Does the series $\sum_{n=1}^{\infty}\sin\left(2\pi\sqrt{n^2+\alpha^2\sin n+(-1)^n}\right)$ converge?

Question

Let $\alpha$ be such that $0\leq \alpha \leq 1$. Since $\sin n$ has no limit as $n$ tends to $\infty$, I'm having trouble with finding if the series $$\sum_{n=1}^{\infty}\sin \left(2\pi\sqrt{n^2+\alpha^2\sin n+(-1)^n}\right)$$ is convergent? Thanks.

Answer 1

This series is convergent.

As $n$ tends to $+\infty$, we may write $$ \begin{align} u_n &:=\sin \left( 2\pi \sqrt{n^2+\alpha^2 \sin n+(-1)^n}\right)\\\\ &=\sin \left( 2\pi n \:\sqrt{1+\frac{\alpha^2\sin n}{n^2}+\frac{(-1)^n}{n^2}}\right)\\\\ &=\sin \left( 2\pi n \:\left(1+\frac{\alpha^2\sin n}{2n^2}+\frac{(-1)^n}{2n^2}+\mathcal{O}\left(\frac{1}{n^4}\right)\right)\right)\\\\ &=\sin \left( 2\pi n +\frac{\pi\alpha^2\sin n}{n}+\frac{\pi(-1)^n}{n}+\mathcal{O}\left(\frac{1}{n^3}\right)\right)\\\\ &=\sin \left(\frac{\pi\alpha^2\sin n}{n}+\frac{\pi(-1)^n}{n}+\mathcal{O}\left(\frac{1}{n^3}\right)\right)\\\\ &=\frac{\pi\alpha^2\sin n}{n}+\frac{\pi(-1)^n}{n}+\mathcal{O}\left(\frac{1}{n^3}\right) \end{align} $$ Now recall that $\displaystyle \sum_{n=1}^{+\infty}\frac{\sin n}{n}$ is convergent, moreover $$ \sum_{n=1}^{+\infty}\frac{\sin n}{n}=\Im\sum_{n=1}^{+\infty}\frac{e^{in}}{n}=\Im\left(-\log(1-e^i)\right)=\frac{\pi-1}{2}. $$ Then it is clear that your initial series $\displaystyle \sum_{n=1}^{+\infty} u_n $ is convergent, being the sum of convergent series.

Answer 2

For simplicity, let $a_n = \alpha^2 \sin n + (-1)^n$. Notice that since $\sin$ has period $2\pi$,

$$\sin \left( 2\pi \sqrt{n^2 + a_n} \right) = \sin \left( 2\pi \sqrt{n^2 + a_n} - 2\pi n \right) = \sin \frac {4\pi^2 (\sqrt{n^2 + a_n})^2 - 4\pi^2 n^2} {2\pi \sqrt{n^2 + a_n} + 2\pi n} = \\ \sin \frac {4\pi^2 a_n} {2\pi \sqrt{n^2 + a_n} + 2\pi n} ,$$

therefore your series becomes

$$\sum \limits _{n \ge 1} \sin \frac {4\pi^2 a_n} {2\pi \sqrt{n^2 + a_n} + 2\pi n} .$$

Let us study the fraction inside the sine. Since

$$| a_n | = | \alpha^2 \sin n + (-1)^n | \le \alpha^2 + 1$$

and $\alpha$ is a constant, we deduce that the numerator is bounded. The denominator, on the other hand, tends to $\infty$, so the whole fraction will tend to $0$. In particular, there exist $n_0$ such that for $n \ge n_0$ the fraction will stay in $[0, \frac \pi 2]$, so its sine will be positive.

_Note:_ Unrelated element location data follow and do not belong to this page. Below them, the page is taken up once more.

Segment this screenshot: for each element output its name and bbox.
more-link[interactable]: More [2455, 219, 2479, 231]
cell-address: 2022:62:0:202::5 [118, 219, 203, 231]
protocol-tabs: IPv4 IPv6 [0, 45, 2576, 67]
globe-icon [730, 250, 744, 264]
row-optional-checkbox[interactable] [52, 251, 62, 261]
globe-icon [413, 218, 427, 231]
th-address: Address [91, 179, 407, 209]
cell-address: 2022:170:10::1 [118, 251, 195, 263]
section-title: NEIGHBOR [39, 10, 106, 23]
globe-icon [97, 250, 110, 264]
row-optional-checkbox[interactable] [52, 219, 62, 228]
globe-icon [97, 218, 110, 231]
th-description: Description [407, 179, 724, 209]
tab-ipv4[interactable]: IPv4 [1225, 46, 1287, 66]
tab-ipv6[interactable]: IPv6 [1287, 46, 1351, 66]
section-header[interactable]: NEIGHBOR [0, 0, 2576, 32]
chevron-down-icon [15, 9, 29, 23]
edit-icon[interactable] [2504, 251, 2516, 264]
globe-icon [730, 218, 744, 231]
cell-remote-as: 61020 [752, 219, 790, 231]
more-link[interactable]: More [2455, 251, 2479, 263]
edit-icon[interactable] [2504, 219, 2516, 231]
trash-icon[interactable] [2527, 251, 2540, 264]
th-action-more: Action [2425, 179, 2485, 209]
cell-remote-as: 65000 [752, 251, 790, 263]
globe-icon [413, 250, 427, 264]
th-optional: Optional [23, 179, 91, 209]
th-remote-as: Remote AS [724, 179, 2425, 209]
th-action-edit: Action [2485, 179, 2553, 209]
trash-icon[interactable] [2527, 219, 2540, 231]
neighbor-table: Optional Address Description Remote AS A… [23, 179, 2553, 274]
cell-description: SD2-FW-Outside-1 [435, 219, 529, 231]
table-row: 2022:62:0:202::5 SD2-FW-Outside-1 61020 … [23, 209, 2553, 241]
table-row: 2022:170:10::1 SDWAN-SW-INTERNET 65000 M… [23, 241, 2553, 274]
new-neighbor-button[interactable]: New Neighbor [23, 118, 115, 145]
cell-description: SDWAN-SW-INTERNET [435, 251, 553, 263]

This allows us to use the limit comparison test to "drop" the sine, i.e. we deduce that the series has the same behaviour as

$$\sum \limits _{n \ge 1} \frac {4\pi^2 a_n} {2\pi \sqrt{n^2 + a_n} + 2\pi n} $$

(we use that if $x_n \to 0$, then $\dfrac {\sin x_n} {x_n} \to 1$).

Dropping those annoying constants and keeping in mind that $a_n$ is bounded, we can use the same test again to further simplify the denominator and obtain

$$\sum \limits _{n \ge 1} \frac {a_n} n .$$

Expanding this, we get

$$\alpha^2 \sum \limits _{n \ge 1} \frac {\sin n} n + \sum \limits _{n \ge 1} \frac {(-1)^n} n .$$

The first series is convergent by Abel-Dirichlet's test (this has been shown several times on MSE), while the second one is clearly convergent by Leibniz's test.